Tutorial! Screen printing with freezer paper stencils with Zeena Shah
East London-based textile designer Zeena Shah (she’s also inspiration for the By Hand London Zeena dress, for you craft world trivia buffs) recently released a beautiful book called How to Print Fabric! There are 20 techniques in the book plus simple sewing project to show them off and every single one is just gorgeous.
We invited Zeena to share a project from the book with us on the blog and I picked that awesome fox cushion. Take it away, Zeena!
SCREEN PRINTING WITH FREEZER PAPER STENCILS
By using freezer paper to create stencils to print with on an open screen you can cleverly build up a multi-coloured fabric print from scratch with minimal equipment.
YOU WILL NEED
• Plain fabric, medium or heavyweight
• Two fabric screen printing inks, contrasting colours
• Silk screen
• Freezer paper
• Scalpel and cutting mat
• Masking tape, wide width
• Scrap paper, newspaper or table protector
Click the image to open full size and print!
01. Cut two pieces of freezer paper with scissors to fit your silk screen. Trace one Fox Design template at the centre of each sheet and label with the corresponding letter. Using a scalpel and cutting mat, carefully cut out the coloured areas of your design, keeping any loose pieces that you cut out for later.
02. Iron your fabric, lay it flat and secure the edges with masking tape. Carefully lay stencil A directly onto the fabric, making sure the freezer paper has its waxy side facing down, then gently iron the stencil so it sticks to the fabric – don’t over-iron, otherwise it will be difficult to peel away later. You can also place the floating pieces into position now and secure them by ironing.
03. To prepare your silk screen for printing, mask where the mesh meets the edge of the frame on the reverse or flat side of the screen with wide-width masking tape – this stops any ink spilling through the edges and bleeding onto your fabric.
04. Place your screen directly on top of your freezer paper stencil, checking you can see the entire design through the mesh, then dollop a generous line of ink evenly across the top edge of the screen. Holding your squeegee at a 45-degree angle in one hand, use the other to hold the frame securely. Press the squeegee down into the ink and pull it towards you in one continuous motion until you reach the bottom of the screen – then repeat the process in the opposite direction. Give the squeegee a bang to release any excess ink back onto the frame and repeat the process. Slowly lift up your silk screen from the end closest to you to reveal the print – the paper should remain stuck to the fabric. The ink will need to dry before moving onto colour B, so wash your silk screen and squeegee immediately with cold water and a sponge then leave them to dry naturally before printing again.
05. When your print is completely dry (you can use a hairdryer to speed this along!) peel away your paper stencil and iron your fabric again ready to repeat the whole process for your colour B stencil.
Tip: As you grow in confidence, you can start to add multiple colours by simply using different layers of stencils, a process known as colour separation.
This cute little fox-shaped pillow is the perfect creature to adorn your home, or why not give your fox to some friends?
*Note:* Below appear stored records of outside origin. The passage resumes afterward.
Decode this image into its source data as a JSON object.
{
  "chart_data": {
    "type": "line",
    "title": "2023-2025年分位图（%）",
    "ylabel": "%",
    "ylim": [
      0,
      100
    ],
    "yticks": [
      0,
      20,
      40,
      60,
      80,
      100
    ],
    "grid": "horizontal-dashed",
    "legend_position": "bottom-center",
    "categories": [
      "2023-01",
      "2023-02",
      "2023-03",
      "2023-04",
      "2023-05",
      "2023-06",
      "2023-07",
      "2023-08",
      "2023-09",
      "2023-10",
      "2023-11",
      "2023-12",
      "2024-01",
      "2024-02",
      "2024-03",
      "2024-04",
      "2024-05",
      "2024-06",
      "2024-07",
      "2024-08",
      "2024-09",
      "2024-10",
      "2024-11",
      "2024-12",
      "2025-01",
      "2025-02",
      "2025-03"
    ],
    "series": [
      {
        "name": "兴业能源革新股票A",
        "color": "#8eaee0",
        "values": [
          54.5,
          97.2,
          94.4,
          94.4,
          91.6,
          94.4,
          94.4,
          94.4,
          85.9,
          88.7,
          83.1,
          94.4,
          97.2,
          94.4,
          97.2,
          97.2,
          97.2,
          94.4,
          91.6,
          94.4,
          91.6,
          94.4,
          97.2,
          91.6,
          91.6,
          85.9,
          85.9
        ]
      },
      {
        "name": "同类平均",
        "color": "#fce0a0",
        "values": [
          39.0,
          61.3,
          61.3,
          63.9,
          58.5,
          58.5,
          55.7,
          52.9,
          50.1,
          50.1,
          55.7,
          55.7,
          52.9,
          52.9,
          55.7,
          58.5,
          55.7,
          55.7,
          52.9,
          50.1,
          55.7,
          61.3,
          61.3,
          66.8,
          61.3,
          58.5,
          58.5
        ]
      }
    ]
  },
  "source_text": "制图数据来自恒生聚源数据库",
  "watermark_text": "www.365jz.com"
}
Bring him to life with a simple screen print and a bit of stitching – alternatively you can use this technique to create any shape of pillow you wish.
YOU WILL NEED
• Printed fabric, 30 x 25cm (12 x 10in)
• Plain or patterned fabric, 30 x 25cm (12 x 10in)
• Sewing machine and matching thread
• Hand-sewing needle
• Pinking shears
• Toy stuffing or scrap fabric for filling
01. Print the Fox Design template onto your fabric using the Screen Printing with Freezer Paper Stencils technique. Then dry and fix by following the instructions on your ink.
02. Lay your printed and backing fabrics together, right sides facing (A). Measure a 1.5cm (5⁄8in) seam allowance in from the edge of the print and mark a stitch line all the way around your design.
03. Pin the fabrics together at right angles then use your sewing machine to stitch along your marked line, reversing at the beginning and end – you can sew this by hand with a close running stitch or back stitch if you don’t have a sewing machine (B). Remember to leave a 10cm (4in) gap for filling.
04. After you have stitched your fabrics together, trim away the excess material then use pinking shears or finish with a zigzag stitch to prevent any fraying edges (C).
05. Snip notches into any inward curves to enable the cushion to take its intended shape (D). Then turn it the right side out, making sure you poke out all the corners, perhaps using a blunt pencil or chopstick to help.
06. Press with your iron and fill your fox with toy stuffing or a scrap fabric. Pin the gap closed and slip stitch with a needle and thread. Finished!
Tip: If you don’t have any toy stuffing or scrap fabric you’re willing to part with, old tights make great alternative fillers!